Geometric Data Analysis (M104)

Ioannis Emiris



A. Randomized and approximate algorithms and heuristics to deal with high-dimensional data. Sampling, random walks, and volume computation of convex regions. Convex hull and Voronoi diagrams. Applications in fintech.

B. Data structures for approximate nearest neighbors in general dimension to address the curse of dimensionality: tree based, Locality-Sensitive Hashing, randomized projections for dimensionality reduction. Clustering: Non-hierarchical methods including k-means, k-medoids, iq-means, variants and improvements.

C. Machine and Deep Learning for Graphs: Graph kernels and community detection; Representation learning for Graphs and node classification; Representation learning for Graphs and Graph classification; Sets embeddings and point clouds

Software development in Python and applications.

Fall 2020: I Emiris and M. Vazirgiannis (AUEB & Ecole Polytechnique, Paris). VIRTUAL meetings: Thursday 2.15-5pm; video stored at -- u

Assessment Methods

The course is structured around lectures by the instructors, and presentations by the students of book chapters, papers, and of their projects. The latter include critical paper readings and/or software projects, and happen at the end of each of the 3 course sections.

Grading is based on these presentations and the corresponding reports handed-in, including implementations and experimental results, when appropriate. Each student undertakes 3 presentations (possibly with related topics), solo or in small groups.


Slides and notes by the instructors, book chapters and papers.

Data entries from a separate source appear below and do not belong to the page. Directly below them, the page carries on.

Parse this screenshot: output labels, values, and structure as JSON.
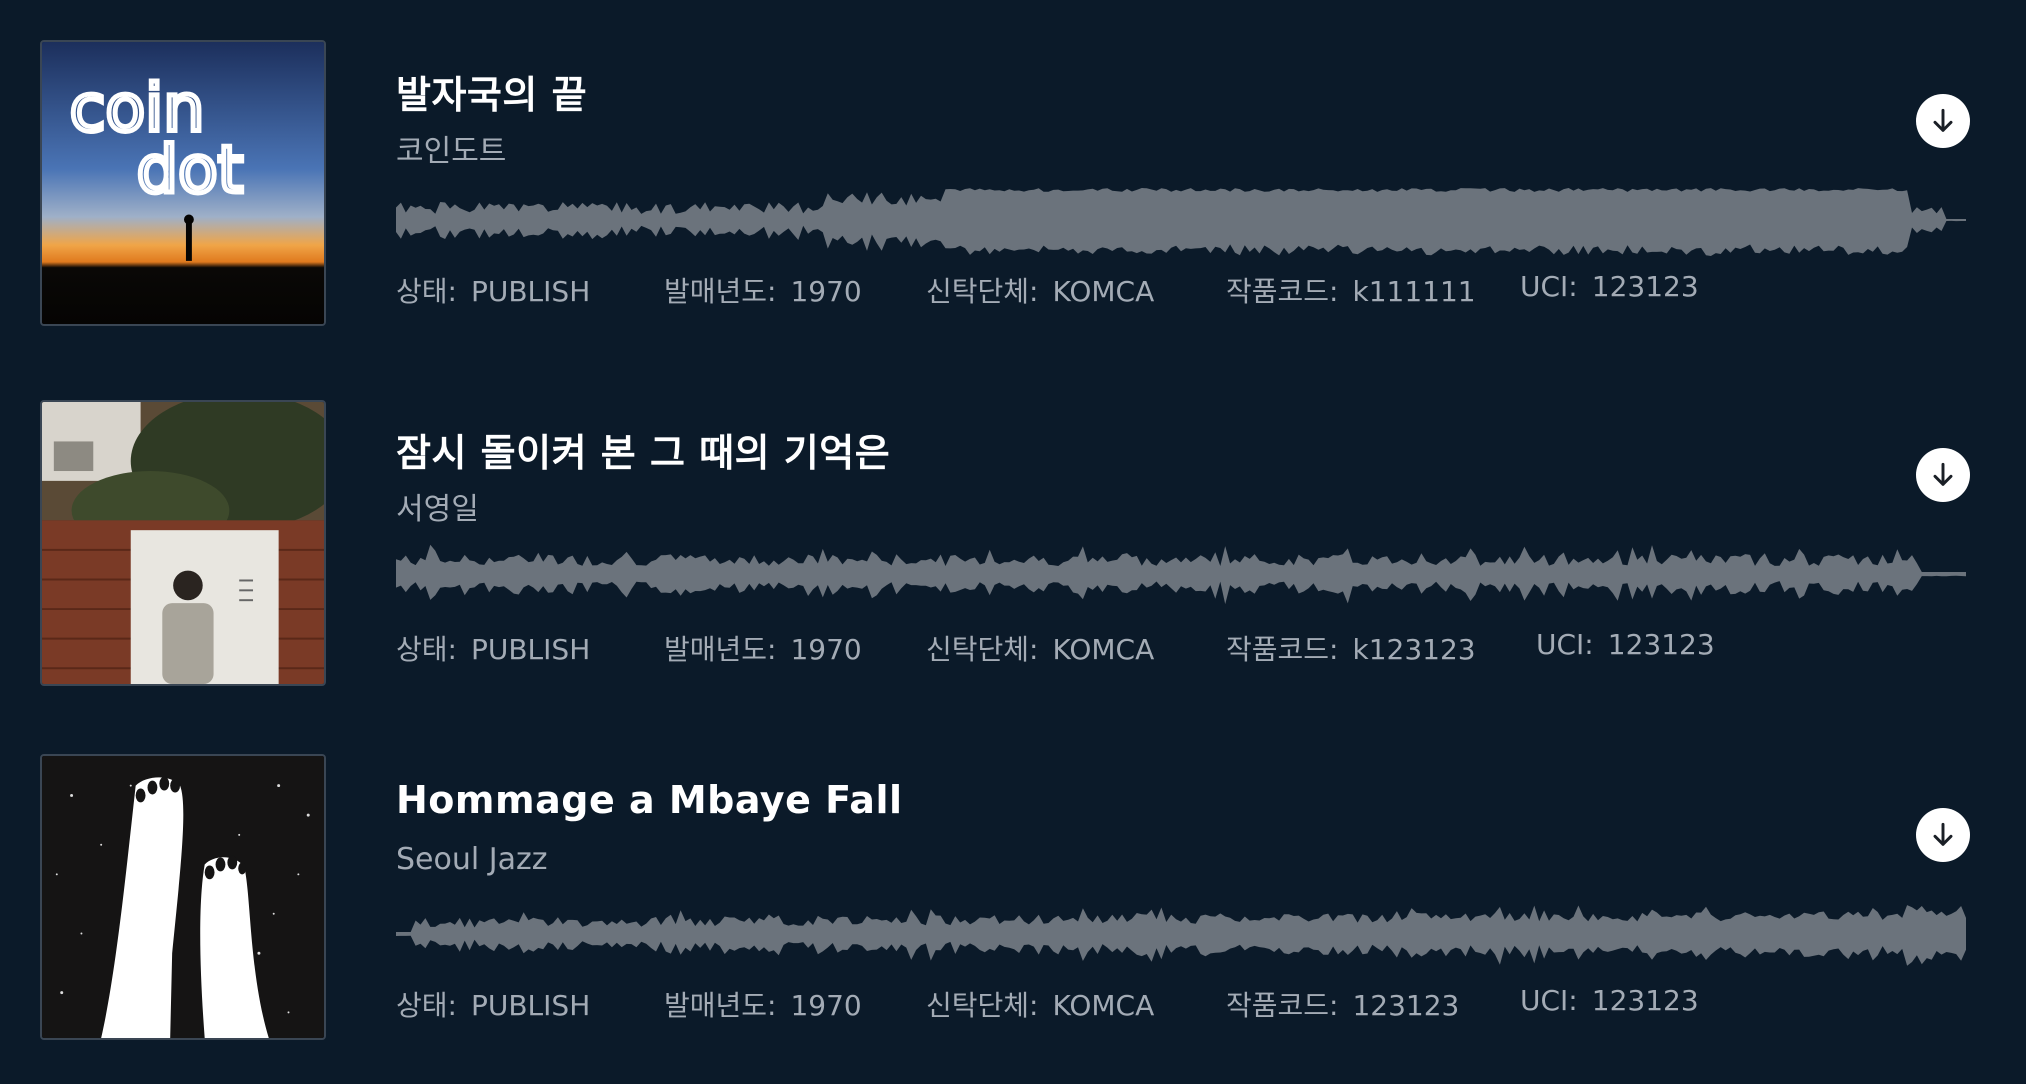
{
  "tracks": [
    {
      "title": "발자국의 끝",
      "artist": "코인도트",
      "cover_text_line1": "coin",
      "cover_text_line2": "dot",
      "meta": {
        "status_label": "상태:",
        "status_value": "PUBLISH",
        "year_label": "발매년도:",
        "year_value": "1970",
        "trust_label": "신탁단체:",
        "trust_value": "KOMCA",
        "code_label": "작품코드:",
        "code_value": "k111111",
        "uci_label": "UCI:",
        "uci_value": "123123"
      },
      "download_icon": "download-icon"
    },
    {
      "title": "잠시 돌이켜 본 그 때의 기억은",
      "artist": "서영일",
      "meta": {
        "status_label": "상태:",
        "status_value": "PUBLISH",
        "year_label": "발매년도:",
        "year_value": "1970",
        "trust_label": "신탁단체:",
        "trust_value": "KOMCA",
        "code_label": "작품코드:",
        "code_value": "k123123",
        "uci_label": "UCI:",
        "uci_value": "123123"
      },
      "download_icon": "download-icon"
    },
    {
      "title": "Hommage a Mbaye Fall",
      "artist": "Seoul Jazz",
      "meta": {
        "status_label": "상태:",
        "status_value": "PUBLISH",
        "year_label": "발매년도:",
        "year_value": "1970",
        "trust_label": "신탁단체:",
        "trust_value": "KOMCA",
        "code_label": "작품코드:",
        "code_value": "123123",
        "uci_label": "UCI:",
        "uci_value": "123123"
      },
      "download_icon": "download-icon"
    }
  ],
  "colors": {
    "background": "#0b1a29",
    "waveform": "#6b737c",
    "muted_text": "#a3abb5",
    "title_text": "#ffffff"
  }
}
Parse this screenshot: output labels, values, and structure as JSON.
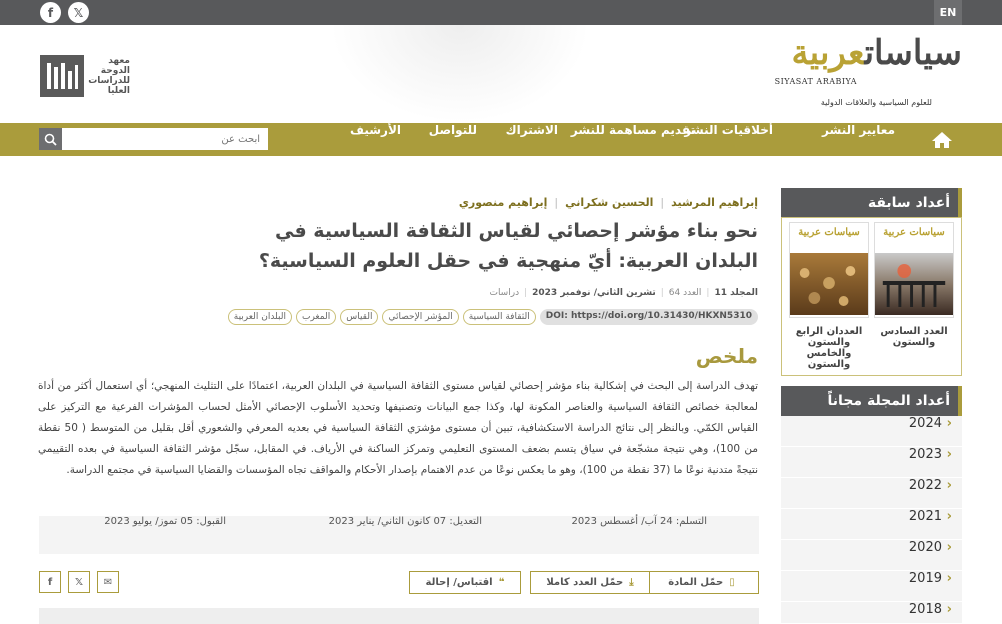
{
  "topbar": {
    "facebook_icon": "f",
    "x_icon": "𝕏",
    "lang_button": "EN"
  },
  "header": {
    "logo_ar_part1": "سياسات",
    "logo_ar_part2": "عربية",
    "logo_en": "SIYASAT ARABIYA",
    "logo_tagline": "للعلوم السياسية والعلاقات الدولية",
    "institute_text": "معهد الدوحة للدراسات العليا"
  },
  "nav": {
    "items": [
      "معايير النشر",
      "أخلاقيات النشر",
      "تقديم مساهمة للنشر",
      "الاشتراك",
      "للتواصل",
      "الأرشيف"
    ],
    "search_placeholder": "ابحث عن"
  },
  "article": {
    "authors": [
      "إبراهيم المرشيد",
      "الحسين شكراني",
      "إبراهيم منصوري"
    ],
    "title": "نحو بناء مؤشر إحصائي لقياس الثقافة السياسية في البلدان العربية: أيّ منهجية في حقل العلوم السياسية؟",
    "meta": {
      "volume": "المجلد 11",
      "issue": "العدد 64",
      "date": "تشرين الثاني/ نوفمبر 2023",
      "type": "دراسات"
    },
    "doi": "DOI: https://doi.org/10.31430/HKXN5310",
    "tags": [
      "الثقافة السياسية",
      "المؤشر الإحصائي",
      "القياس",
      "المغرب",
      "البلدان العربية"
    ],
    "abstract_title": "ملخص",
    "abstract_text": "تهدف الدراسة إلى البحث في إشكالية بناء مؤشر إحصائي لقياس مستوى الثقافة السياسية في البلدان العربية، اعتمادًا على التثليث المنهجي؛ أي استعمال أكثر من أداة لمعالجة خصائص الثقافة السياسية والعناصر المكونة لها، وكذا جمع البيانات وتصنيفها وتحديد الأسلوب الإحصائي الأمثل لحساب المؤشرات الفرعية مع التركيز على القياس الكمّي. وبالنظر إلى نتائج الدراسة الاستكشافية، تبين أن مستوى مؤشرَي الثقافة السياسية في بعديه المعرفي والشعوري أقل بقليل من المتوسط ( 50 نقطة من 100)، وهي نتيجة مشجّعة في سياق يتسم بضعف المستوى التعليمي وتمركز الساكنة في الأرياف. في المقابل، سجّل مؤشر الثقافة السياسية في بعده التقييمي نتيجةً متدنية نوعًا ما (37 نقطة من 100)، وهو ما يعكس نوعًا من عدم الاهتمام بإصدار الأحكام والمواقف تجاه المؤسسات والقضايا السياسية في مجتمع الدراسة.",
    "dates": {
      "received": "التسلم: 24 آب/ أغسطس 2023",
      "revised": "التعديل: 07 كانون الثاني/ يناير 2023",
      "accepted": "القبول: 05 تموز/ يوليو 2023"
    },
    "actions": {
      "download_article": "حمّل المادة",
      "download_issue": "حمّل العدد كاملا",
      "cite": "اقتباس/ إحالة"
    },
    "share": {
      "email_icon": "✉",
      "x_icon": "𝕏",
      "facebook_icon": "f"
    }
  },
  "sidebar": {
    "previous_title": "أعداد سابقة",
    "covers_title": "سياسات عربية",
    "previous_issues": [
      {
        "label": "العدد السادس والستون"
      },
      {
        "label": "العددان الرابع والستون والخامس والستون"
      }
    ],
    "free_title": "أعداد المجلة مجاناً",
    "years": [
      "2024",
      "2023",
      "2022",
      "2021",
      "2020",
      "2019",
      "2018"
    ]
  },
  "colors": {
    "accent": "#aa9c3c",
    "dark": "#58595b",
    "gold": "#b9a234"
  }
}
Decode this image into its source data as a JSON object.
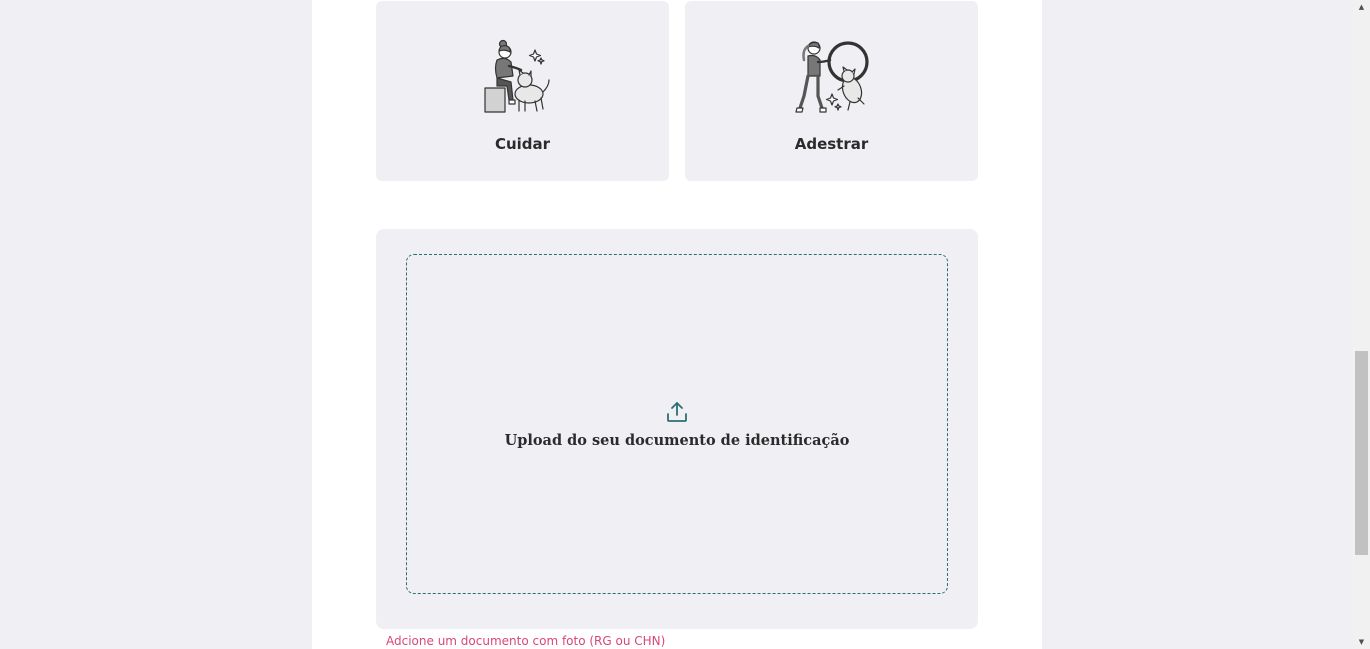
{
  "services": [
    {
      "label": "Cuidar",
      "icon": "person-petting-dog-icon"
    },
    {
      "label": "Adestrar",
      "icon": "person-training-dog-hoop-icon"
    }
  ],
  "upload": {
    "label": "Upload do seu documento de identificação",
    "icon": "upload-icon",
    "hint": "Adcione um documento com foto (RG ou CHN)"
  },
  "colors": {
    "page_background": "#f0eff3",
    "card_background": "#f0eff3",
    "accent_teal": "#2a6f72",
    "hint_pink": "#d9467a",
    "text_dark": "#2b2b2b"
  },
  "scrollbar": {
    "position_fraction": 0.55
  }
}
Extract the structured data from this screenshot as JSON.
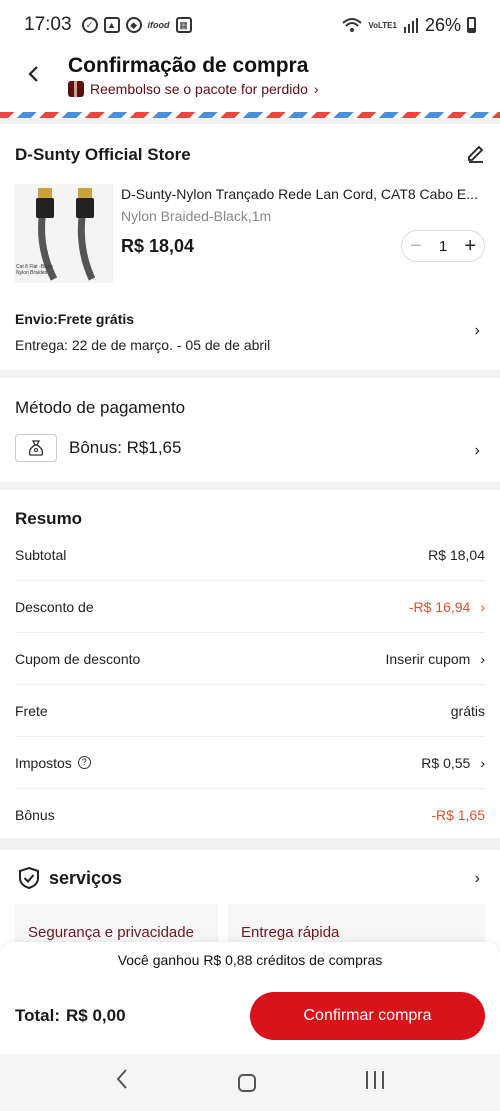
{
  "status_bar": {
    "time": "17:03",
    "left_icons": [
      "check-circle-icon",
      "image-icon",
      "nfc-icon",
      "ifood-icon",
      "qr-icon"
    ],
    "ifood_text": "ifood",
    "network": "VoLTE1",
    "battery": "26%"
  },
  "header": {
    "title": "Confirmação de compra",
    "refund_text": "Reembolso se o pacote for perdido",
    "refund_chevron": "›"
  },
  "store": {
    "name": "D-Sunty Official Store",
    "product": {
      "name": "D-Sunty-Nylon Trançado Rede Lan Cord, CAT8 Cabo E...",
      "variant": "Nylon Braided-Black,1m",
      "price": "R$ 18,04",
      "quantity": "1",
      "image_caption_1": "Cat 8 Flat -Black",
      "image_caption_2": "Nylon Braided"
    },
    "shipping_title": "Envio:Frete grátis",
    "delivery": "Entrega: 22 de de março. - 05 de de abril"
  },
  "payment": {
    "title": "Método de pagamento",
    "bonus_label": "Bônus: R$1,65"
  },
  "summary": {
    "title": "Resumo",
    "rows": [
      {
        "label": "Subtotal",
        "value": "R$ 18,04"
      },
      {
        "label": "Desconto de",
        "value": "-R$ 16,94"
      },
      {
        "label": "Cupom de desconto",
        "value": "Inserir cupom"
      },
      {
        "label": "Frete",
        "value": "grátis"
      },
      {
        "label": "Impostos",
        "value": "R$ 0,55"
      },
      {
        "label": "Bônus",
        "value": "-R$ 1,65"
      }
    ]
  },
  "services": {
    "title": "serviços",
    "items": [
      "Segurança e privacidade",
      "Entrega rápida"
    ]
  },
  "bottom": {
    "credits": "Você ganhou R$ 0,88 créditos de compras",
    "total_label": "Total:",
    "total_value": "R$ 0,00",
    "confirm_label": "Confirmar compra"
  },
  "colors": {
    "accent_red": "#d8131c",
    "discount_red": "#e0502d",
    "brand_dark": "#5b0f16"
  }
}
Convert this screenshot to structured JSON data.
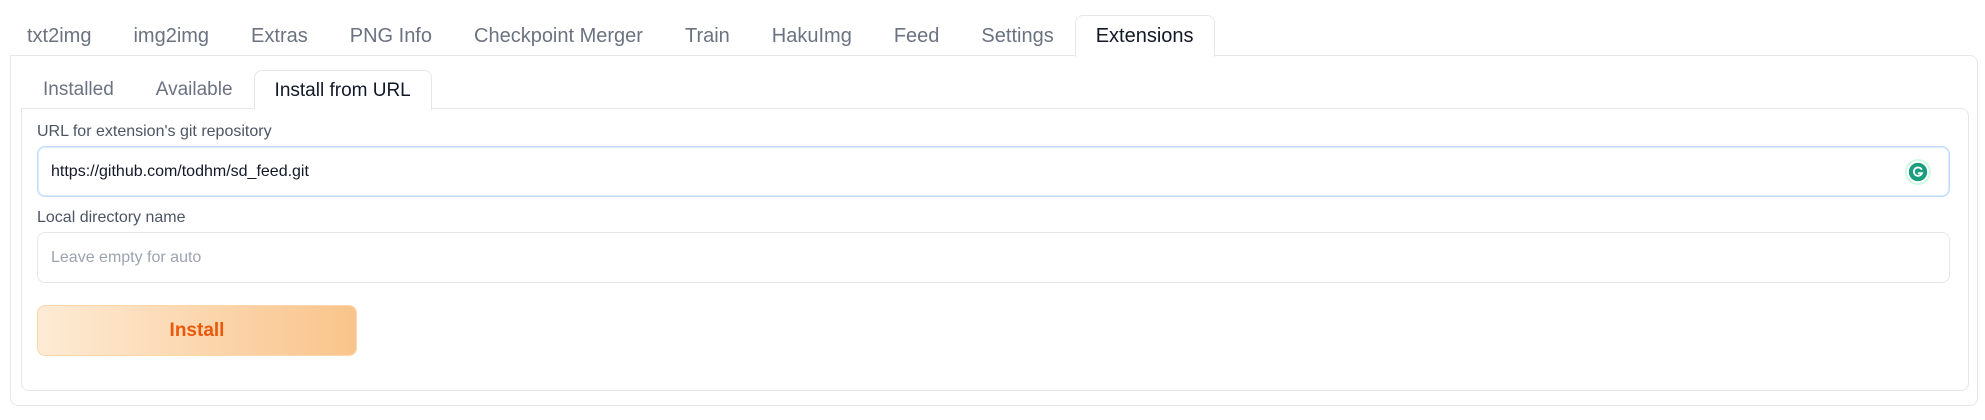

One relevant book (offering slides, videos, etc) is: Mining of Massive Datasets, by J. Leskovec, A. Rajaraman, and J. Ullman.


Schedule 2020

Meetings occur virtually every Thursday at 2.15 - 5 pm. Used to be in room Z (Dept Informatics & Telecoms).
They are broadcast live, and the video is stored, at

01/10. Intro to course [Emiris].

Sampling and random walks [Emiris]
08/10. Convex polytopes, Voronoi diagrams, volumes [Emiris].
15/10. Sampling and Random walks [Emiris].
22/10. Optimization, Financial modeling [Chalkis]
29/10. Student presentations.

Search and Clustering [Emiris]
05/11. Nearest neighbors, JL Lemma [Psarros]
12/11. Dimensionality reduction, LSH, Randomized Projections, Clustering [Emiris]
19/11. Centroid-based Clustering: k-means, and variations [Emiris]
26/11. Student presentations.

Machine and Deep Learning for Graphs [Vazirgiannis]
03/12: Graph kernels, community detection, Grakel Python library
10/12. Representation learning -- node classification: node embeddings, Supervised node embeddings
14/01. Representation learning -- graph classification: graph CNNs, message passing architectures, Graph Autoencoders
21/01. Sets embeddings and point clouds (Deep Sets. ReptheSet)

Course topics

I. Polytopes, Sampling, Random walks, Volume, optimization. Applications to finance, Software tutorial

II. Search and Mining: Tree-based, LSH, Randomized Projections, JL lemma. Clustering. Applications.

III. Graph Neural networks, deep geometric learning, applications in Python.